Noves fora o vírus e tudo que ele nos faz enfrentar — seu contágio, de um lado, nosso caráter humano, de outro —, o fato é que, diante desse desgoverno eleito, nossos dias são dedicados a assombros, sustos e depressões. Pelo menos os meus têm sido assim. Penso que, por sorte, tenho a literatura, essa ilusão que nos fortalece ao oferecer uma realidade paralela. Quem não usufrui da arte (como “produtor” ou “consumidor”) passa um perrengue maior. Leiam! Ouçam música! Visitem virtualmente os museus! Dancem sozinhos em seus quartos!


Não estou contra este governo agora que virou modinha ser contra — modinha é esta expressão. O atual ocupante da presidência entrou no meu raio de observação quando, em seu voto no impeachment da Dilma, fez loas a um desqualificado torturador. Naquele instante, achei que o senhor deveria ter saído preso da sessão. Não saiu, o que prova que nosso acordo em torno da Anistia deixou um monte de cicatrizes e, peço desculpas pela próxima palavra, empoderou os que, a serviço do Estado, torturaram e mataram.

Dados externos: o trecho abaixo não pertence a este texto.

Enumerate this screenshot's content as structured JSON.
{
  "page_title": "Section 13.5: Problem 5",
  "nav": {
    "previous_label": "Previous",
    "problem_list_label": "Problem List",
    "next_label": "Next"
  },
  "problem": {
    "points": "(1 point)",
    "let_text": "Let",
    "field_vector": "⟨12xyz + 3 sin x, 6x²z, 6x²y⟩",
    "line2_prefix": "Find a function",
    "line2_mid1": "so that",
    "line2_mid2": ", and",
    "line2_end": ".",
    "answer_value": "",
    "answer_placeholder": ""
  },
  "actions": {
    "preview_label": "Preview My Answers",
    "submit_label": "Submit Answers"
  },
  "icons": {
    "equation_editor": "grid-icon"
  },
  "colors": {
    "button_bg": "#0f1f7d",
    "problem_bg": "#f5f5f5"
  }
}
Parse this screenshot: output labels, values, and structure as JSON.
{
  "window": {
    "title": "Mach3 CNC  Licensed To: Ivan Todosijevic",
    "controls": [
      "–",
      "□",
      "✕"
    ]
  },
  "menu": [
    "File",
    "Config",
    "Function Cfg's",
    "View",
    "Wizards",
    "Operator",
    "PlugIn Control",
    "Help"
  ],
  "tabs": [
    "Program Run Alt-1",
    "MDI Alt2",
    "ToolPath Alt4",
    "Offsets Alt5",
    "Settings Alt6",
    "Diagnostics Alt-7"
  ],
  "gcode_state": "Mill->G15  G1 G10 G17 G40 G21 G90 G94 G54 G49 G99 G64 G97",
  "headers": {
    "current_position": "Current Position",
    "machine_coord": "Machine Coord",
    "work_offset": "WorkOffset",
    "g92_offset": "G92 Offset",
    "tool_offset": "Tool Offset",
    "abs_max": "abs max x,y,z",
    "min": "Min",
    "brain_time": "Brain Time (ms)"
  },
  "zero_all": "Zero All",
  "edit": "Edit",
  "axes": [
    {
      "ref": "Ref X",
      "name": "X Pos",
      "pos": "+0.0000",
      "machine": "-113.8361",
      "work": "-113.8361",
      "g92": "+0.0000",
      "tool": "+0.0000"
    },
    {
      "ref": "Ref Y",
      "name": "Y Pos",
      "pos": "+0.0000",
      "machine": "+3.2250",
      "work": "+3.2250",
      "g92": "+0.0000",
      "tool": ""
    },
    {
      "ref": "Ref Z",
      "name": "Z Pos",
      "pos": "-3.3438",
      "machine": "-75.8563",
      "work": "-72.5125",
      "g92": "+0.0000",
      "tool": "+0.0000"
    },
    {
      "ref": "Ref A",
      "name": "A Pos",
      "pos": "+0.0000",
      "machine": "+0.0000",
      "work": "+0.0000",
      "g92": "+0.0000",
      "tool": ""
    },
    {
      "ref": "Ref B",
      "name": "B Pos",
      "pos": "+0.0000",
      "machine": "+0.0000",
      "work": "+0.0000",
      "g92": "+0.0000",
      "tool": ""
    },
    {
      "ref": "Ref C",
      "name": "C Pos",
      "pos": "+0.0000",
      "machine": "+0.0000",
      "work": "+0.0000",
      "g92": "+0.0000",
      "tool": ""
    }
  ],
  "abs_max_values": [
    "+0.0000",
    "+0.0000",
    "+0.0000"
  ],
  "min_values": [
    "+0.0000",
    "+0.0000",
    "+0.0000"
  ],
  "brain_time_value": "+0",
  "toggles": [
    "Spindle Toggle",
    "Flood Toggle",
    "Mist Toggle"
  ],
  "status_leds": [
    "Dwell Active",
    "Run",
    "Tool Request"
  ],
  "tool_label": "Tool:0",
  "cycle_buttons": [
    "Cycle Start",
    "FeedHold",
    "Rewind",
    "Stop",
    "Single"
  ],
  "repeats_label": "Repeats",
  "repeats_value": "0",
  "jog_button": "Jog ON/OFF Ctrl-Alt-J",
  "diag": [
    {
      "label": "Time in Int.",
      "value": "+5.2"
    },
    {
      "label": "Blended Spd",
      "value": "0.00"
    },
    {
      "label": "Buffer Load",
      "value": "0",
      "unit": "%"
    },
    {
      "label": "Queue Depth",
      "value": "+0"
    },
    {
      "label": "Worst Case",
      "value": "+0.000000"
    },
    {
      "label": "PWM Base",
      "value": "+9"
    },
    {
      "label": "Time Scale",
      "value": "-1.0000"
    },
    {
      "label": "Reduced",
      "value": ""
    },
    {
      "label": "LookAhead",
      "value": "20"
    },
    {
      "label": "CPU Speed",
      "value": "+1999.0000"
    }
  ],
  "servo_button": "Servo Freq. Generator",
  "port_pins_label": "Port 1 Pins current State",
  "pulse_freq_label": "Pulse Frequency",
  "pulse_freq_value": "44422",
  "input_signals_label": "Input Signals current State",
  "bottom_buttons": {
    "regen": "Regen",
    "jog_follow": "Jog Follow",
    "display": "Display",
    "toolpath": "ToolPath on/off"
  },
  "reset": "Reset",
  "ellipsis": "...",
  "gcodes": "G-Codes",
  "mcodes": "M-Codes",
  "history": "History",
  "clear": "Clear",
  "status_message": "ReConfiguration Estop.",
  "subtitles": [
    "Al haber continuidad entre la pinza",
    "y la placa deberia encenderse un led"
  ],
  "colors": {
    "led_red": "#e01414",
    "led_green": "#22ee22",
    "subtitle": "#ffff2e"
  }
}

O sujeito em foco neste texto tem dado mostras claras de que não tem preparo nenhum, muito menos para governar. Alguns dizem que está de olho na reeleição, ouso discordar, os políticos estão sempre de olho na reeleição. Para mim, ele governa respondendo a interesses escusos, especula-se que das milícias. Soma-se a isso sua personagem popularesca. Apegado à imagem de machão e de homem do povo, ecoa impropérios, incentiva a violência, em particular contra as mulheres. A palavra incivilidade cai como uma luva sobre o desgovernante do país.

Sua atuação no dia das manifestações a seu favor deu mostras de seu descontrole. Suspeito de ser portador do vírus que, indiferente a países ricos ou pobres, tem aterrorizado o mundo, o paspalhão foi à rua cumprimentar e tirar selfies com os fãs. Merecia, novamente, sair dali preso. Passa-se mais uma vez o pano, dada a conjuntura, com álcool em gel ou com a mistura de um litro de água sanitária em três litros de água comum.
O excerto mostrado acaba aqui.